Opinion articles provide independent perspectives on key community issues, separate from our newsroom reporting.

Dusty Nix

We could use some of that incense about now

At some point every holiday season, in spite of the miraculous gift of the Internet -- and as Christmas shopping goes, I believe the Internet is only slightly short of divine intervention -- I venture out of the "virtual" marketplace and into the real one. Even, if absolutely necessary (be a balm upon my soul, Jesus), to the mall.

There's still something about actually buying gifts from real people and walking to your car with armloads of real bags and boxes that I think I'd miss, for all the hassle.

The hassle is real. Traffic is nightmarish, parking is insane, stores and shopping centers are crowded with both Christmas-cheerful people and sullen snarly people. This in spite of the whole "Peace and Good Will" thing, and there's apparently an obscure seasonal law that requires all places of commerce to maintain a uniform indoor temperature of 96.

The secret seems to be a matter of just getting into the right frame of mind. So I find (eventually) a parking place, take a deep breath, try to look and feel cheerful, and plunge in.

I'm thinking here of Dickens' Ghost of Christmas Present -- the jovial spirit who, invisible to all but Scrooge, shakes drops of magical incense from his blazing torch on the humble dinners of poor people and on the heads of quarrelsome ones and makes them all joyful, if only for Christmas Day. I like to think that invisible Ghost turns up occasionally in all those jostling crowds and shakes a little of his holiday seasoning on our heads when we need it.

If there's one group of folks who could really use his help -- who've needed it desperately, in fact, for several years now -- it's those pitiable souls who claim to love Christmas but get crankier and crankier with its approach; who are ever on the prowl for the tiniest signs that the rest of the world -- especially (and curiously, if you think about it) the commercial world -- is not living up to their demands for Christmas conformity; whose most treasured Christmas tradition has become the act of taking loud and indignant offense at the spectacularly inoffensive.

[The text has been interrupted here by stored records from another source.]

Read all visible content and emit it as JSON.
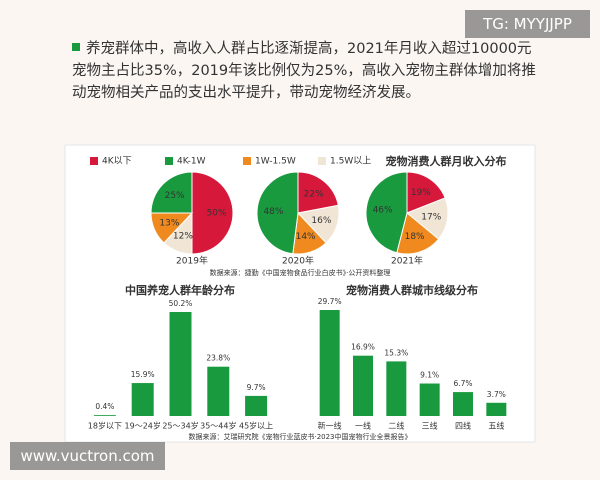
{
  "watermark_top": "TG: MYYJJPP",
  "paragraph": "养宠群体中，高收入人群占比逐渐提高，2021年月收入超过10000元宠物主占比35%，2019年该比例仅为25%，高收入宠物主群体增加将推动宠物相关产品的支出水平提升，带动宠物经济发展。",
  "watermark_bottom": "www.vuctron.com",
  "chart_data": [
    {
      "type": "pie",
      "title": "宠物消费人群月收入分布",
      "categories": [
        "4K以下",
        "4K-1W",
        "1W-1.5W",
        "1.5W以上"
      ],
      "colors": [
        "#d6193a",
        "#1a9a3f",
        "#f08a1e",
        "#f1e6d6"
      ],
      "series": [
        {
          "name": "2019年",
          "values": [
            50,
            25,
            13,
            12
          ],
          "value_labels": [
            "50%",
            "25%",
            "13%",
            "12%"
          ]
        },
        {
          "name": "2020年",
          "values": [
            22,
            48,
            14,
            16
          ],
          "value_labels": [
            "22%",
            "48%",
            "14%",
            "16%"
          ]
        },
        {
          "name": "2021年",
          "values": [
            19,
            46,
            18,
            17
          ],
          "value_labels": [
            "19%",
            "46%",
            "18%",
            "17%"
          ]
        }
      ],
      "source": "数据来源：捷勤《中国宠物食品行业白皮书》·公开资料整理"
    },
    {
      "type": "bar",
      "title": "中国养宠人群年龄分布",
      "categories": [
        "18岁以下",
        "19～24岁",
        "25～34岁",
        "35～44岁",
        "45岁以上"
      ],
      "values": [
        0.4,
        15.9,
        50.2,
        23.8,
        9.7
      ],
      "value_labels": [
        "0.4%",
        "15.9%",
        "50.2%",
        "23.8%",
        "9.7%"
      ],
      "color": "#1a9a3f"
    },
    {
      "type": "bar",
      "title": "宠物消费人群城市线级分布",
      "categories": [
        "新一线",
        "一线",
        "二线",
        "三线",
        "四线",
        "五线"
      ],
      "values": [
        29.7,
        16.9,
        15.3,
        9.1,
        6.7,
        3.7
      ],
      "value_labels": [
        "29.7%",
        "16.9%",
        "15.3%",
        "9.1%",
        "6.7%",
        "3.7%"
      ],
      "color": "#1a9a3f",
      "source": "数据来源：艾瑞研究院《宠物行业蓝皮书·2023中国宠物行业全景报告》"
    }
  ]
}
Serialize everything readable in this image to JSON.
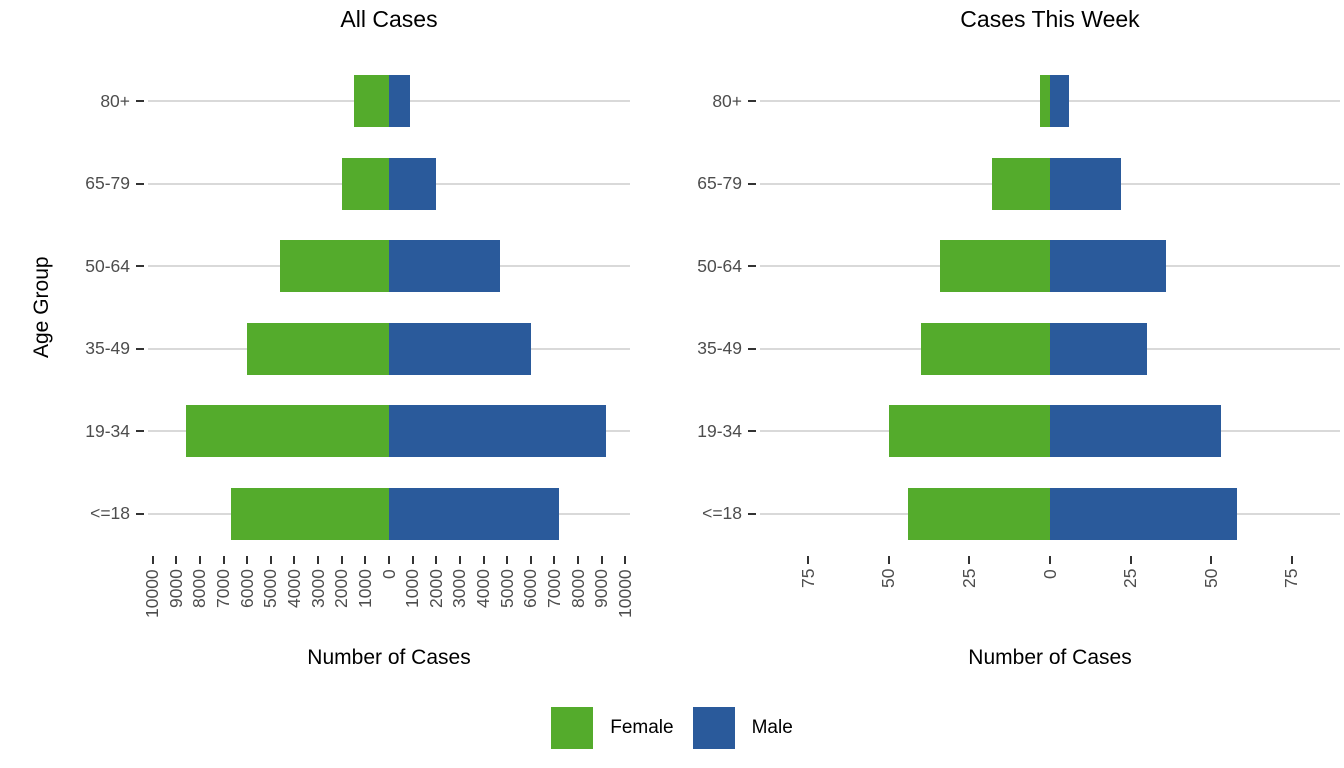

The early offender this year (and we're barely past Halloween) is a red coffee cup. There will no doubt be plenty more, held up as insidious threats to everything holy by shameless media charlatans who have made an industry of culture war in a season celebrating the Prince of Peace.

How very sad.

It's sad because not a single soul needs to be threatened, or bothered, or offended, by any of these trivial things we're being urged to fear and loathe, at a time of year that's supposed to be the opposite of fear and loathing.

Does anything about your observance of Christmas, your joy in the season, the fellowship and warmth of family and friends, your celebration of the coming of Christ, really depend on what's on the wall of a department store, or how you're greeted by some poor clerk who's on his or her feet 10 hours a day for minimum wage? If so, the "War on Christmas" is the one in your own tortured mind and troubled heart.

Over the last couple of years, some of the more aggressive culture thugs have succeeded in bullying merchants into bullying those minimum-wage employees into issuing a dutiful "Merry Christmas" to every customer -- a perfunctory note that does nothing to affect my observance of Christmas one way or the other. If this is supposed to be some kind of signal victory for Christians, its moral and doctrinal virtue escapes me.

The most bizarre effect of this needless annual divisiveness is that two of our oldest and most time-honored salutations -- "Happy Holidays" and "Season's Greetings" -- have now, in many fearful minds, become code for some secular agnostic assault on the sanctity of Christmas. (The people in my hometown who still display these cheerful greetings every year, right next to full-size manger scenes, must be blissfully unaware of what dangerously mixed messages they're sending.)

Meanwhile, as far as I'm concerned, any genuine and sincere greeting will be welcome, be it Merry Christmas, Season's Greetings, Happy Hanukkah, Jolly Kwanzaa, Sweet Saturnalia -- whatever.

If it's something somebody's told you to say, don't bother. I'll understand.

I'll love Christmas anyway. Once again this year, I'll celebrate it with my immediate family, and our faith family, and our friends, as we do every year. We'll decorate our Christmas tree (what anybody else chooses to call theirs has no effect whatever on our lives), with Christmas music on the living room stereo and a fire in the fireplace, and on Christmas morning we'll open our gifts over cinnamon rolls and coffee.

Sometime between now and then, I hope the Ghost of Christmas Present quietly waves his torch over the heads of people in danger of having their Christmas ruined by what they see or don't see at Starbucks and Wal-Mart.